Scrubs seemed like a real cockroach of a show by the end of its run. It survived mediocre ratings throughout it’s lifetime, managed to traverse networks while remaining relatively unschated and even was awarded a ninth season that could have mortally wounded the formula it worked so hard to build up over the previous eight seasons. True, this ninth season was its last but for all of the new characters it introduced, it still felt like the same old show…although that probably had a lot to do with the old characters that kept cropping up. In the end this ninth and final season wasn’t the high note the series could’ve gone out on (see season eight for that), but it’s still a nice addendum and a look into what the series could have been had it gone on a bit longer.
Allowing millions of fans to complete their collections of one of the most outrageous comedies on TV — on September 28, Walt Disney Studios Home Entertainment releases ABCs Scrubs: The Complete Ninth and Final Season — the home entertainment debut of the exciting final season of the fan-favorite series. Scrubs: The Complete Ninth and Final Season features every final season episode of one of ABCs most beloved comedies, complete and uninterrupted, along with never-before-seen bonus materials that fans will love, including bloopers, hilarious deleted scenes and much more.
I remember remaining very skeptical of this season up until its premiere. Considering it was still loaded with Zach Braff and Co., however, it was a very simple and easy transition into the new formula for the season. Although it really wasn’t that much of a change, as we still had the voiceover from the new J.D. fill-in (Lucy, played by Kerry Bishé) and the new cast kind of filled the same type of roles as we got from the old cast (who, again, all showed up quite frequently). Plus with additions like Cole (played by Dave Franco) and Drew (Michael Mosely) it was hard not to kind of immediately like the new cast.
Since the focus does move us away from the hospital and into the classroom, there are more dorm room antics and whatnot than strict hospital stays, although that is there too of course. In fact the more I think about this season the more I wonder if it should have been a bit more daring—it played it incredibly safe by keeping so many familiar things around that it when it came time to wane us off completely, we would’ve been incredibly comfortable with the show. The problem there being that it never really got us off the old show as it kept some of the old cast around…although quite honestly if Dr. Cox wasn’t present each week, I doubt I would have been so I guess they did all of this for a reason.
Not that it really helped in the end.
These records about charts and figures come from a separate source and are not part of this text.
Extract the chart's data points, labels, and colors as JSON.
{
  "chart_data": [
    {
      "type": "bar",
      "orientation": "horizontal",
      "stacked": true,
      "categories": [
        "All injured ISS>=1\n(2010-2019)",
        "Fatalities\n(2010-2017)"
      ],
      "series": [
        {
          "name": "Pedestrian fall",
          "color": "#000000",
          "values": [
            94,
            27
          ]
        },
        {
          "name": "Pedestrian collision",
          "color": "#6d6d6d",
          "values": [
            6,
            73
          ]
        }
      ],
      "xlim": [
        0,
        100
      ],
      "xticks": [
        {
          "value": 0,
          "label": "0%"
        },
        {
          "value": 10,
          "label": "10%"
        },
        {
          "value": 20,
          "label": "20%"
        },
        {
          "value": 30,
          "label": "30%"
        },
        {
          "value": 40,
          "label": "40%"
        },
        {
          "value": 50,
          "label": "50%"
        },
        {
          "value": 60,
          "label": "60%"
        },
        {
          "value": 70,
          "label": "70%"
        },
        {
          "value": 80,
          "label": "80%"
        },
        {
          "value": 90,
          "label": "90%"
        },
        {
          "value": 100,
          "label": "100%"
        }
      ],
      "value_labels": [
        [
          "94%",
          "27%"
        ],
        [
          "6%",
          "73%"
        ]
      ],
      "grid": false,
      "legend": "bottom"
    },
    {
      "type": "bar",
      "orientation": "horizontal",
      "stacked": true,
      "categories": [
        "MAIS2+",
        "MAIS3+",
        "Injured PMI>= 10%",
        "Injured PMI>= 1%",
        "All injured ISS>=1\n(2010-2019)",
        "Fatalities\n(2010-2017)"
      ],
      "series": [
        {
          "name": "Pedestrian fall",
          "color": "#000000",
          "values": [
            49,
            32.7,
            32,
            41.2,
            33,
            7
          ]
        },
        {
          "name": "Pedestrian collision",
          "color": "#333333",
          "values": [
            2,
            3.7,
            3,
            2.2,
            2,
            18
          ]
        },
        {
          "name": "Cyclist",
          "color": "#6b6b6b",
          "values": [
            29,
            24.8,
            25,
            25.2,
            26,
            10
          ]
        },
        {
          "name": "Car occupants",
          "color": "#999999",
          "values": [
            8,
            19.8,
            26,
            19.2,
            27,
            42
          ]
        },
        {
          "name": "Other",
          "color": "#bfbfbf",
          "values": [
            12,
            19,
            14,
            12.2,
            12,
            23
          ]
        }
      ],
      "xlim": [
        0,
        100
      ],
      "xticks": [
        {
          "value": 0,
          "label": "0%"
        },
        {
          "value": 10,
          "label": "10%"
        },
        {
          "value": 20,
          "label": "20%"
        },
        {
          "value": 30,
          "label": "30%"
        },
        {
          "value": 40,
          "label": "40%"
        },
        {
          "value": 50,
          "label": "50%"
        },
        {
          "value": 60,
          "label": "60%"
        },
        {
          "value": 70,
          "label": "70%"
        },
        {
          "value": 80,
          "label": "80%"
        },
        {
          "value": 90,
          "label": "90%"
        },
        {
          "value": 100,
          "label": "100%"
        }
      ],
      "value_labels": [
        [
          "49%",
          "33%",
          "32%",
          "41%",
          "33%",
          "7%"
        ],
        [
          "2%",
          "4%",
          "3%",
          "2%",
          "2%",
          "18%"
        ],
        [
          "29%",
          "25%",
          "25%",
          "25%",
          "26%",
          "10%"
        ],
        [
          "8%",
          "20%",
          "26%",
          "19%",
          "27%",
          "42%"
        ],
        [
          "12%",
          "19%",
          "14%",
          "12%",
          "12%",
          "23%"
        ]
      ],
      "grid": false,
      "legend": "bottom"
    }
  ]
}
The ninth season delivered the worst ratings of the entire series, although considering the various timeslots it held (it moved nights no fewer than five times during the course of its thirteen episodes) I’m not surprised. Sure, in a TiVo world it would’ve recorded no matter which night it was on, but the vast majority of the TV viewing audience does not have DVRs so they still would have had to track down the show every few weeks on ABCs schedule just so they could see it. With that it’s no wonder the series faltered as much as it did in its final season—combined with a tweaked formula, quite a few new cast members, and a spinning wheel of a timeslot, there was really no hope for this season from day one.
Which really is a shame. It’s not the same ingenious show that we started out with way back in season one, but it was respectably good in its own right and with a bit more time the cast could’ve grown to be our next J.D., Elliot and Turk (and more). But as is it was a fair look into where the series could have gone and as I said before the series was already on borrowed time so it’s no wonder that this was its last. For fans it’s still a Recommended outing as you get some more hilarious J.D./Turk shenanigans as well as plenty of other hilarious situations throughout the season. Sadly once you get used to everything in the season it’s over, but it’s still worth checking out.
Due to its relatively short run, just 13 episodes, the season set for this season has been downgraded to a two-disc set. Not altogether unexpected, but it makes you wonder how it has an MSRP of $29.99. The set itself is packed in a standard two-disc amaray case with a cardboard slipcover and the usual Disney inserts. Menus for the set are simple and easy to navigate and if you own any of the previous seasons, you know what to expect here. Thankfully unlike the last season we get this one in widescreen on DVD, as opposed to the Blu-ray only widescreen release that came down the line later on. It’s clean and clear and looks as good as a modern show can and the DD5.1 mix is more than adequate for a comedy that remains in the front channels for the most part.
Deleted Scenes (including introductions and explanations from Bill Lawrence)
Scrubbing In – from the halls of Sacred Heart Hospital, to the halls of Winston University, this cool bonus feature allows viewers to meet the talented newcomers to Season Nine, along with insights from Show Creator Bill Lawrence, and veteran actors Zach Braff and Sarah Chalke.
Live From The Golf Cart
Sadly we don’t get a season-wide commentary list this time around, but the few featurettes we do get are worth checking out if you’re a fan of the show (notably this final season). It’s not a huge list, but it’s decent enough to check out.
Overall a Recommended set to round out your collection.
Scrubs: The Complete Ninth and Final Season arrives on DVD on September 28th.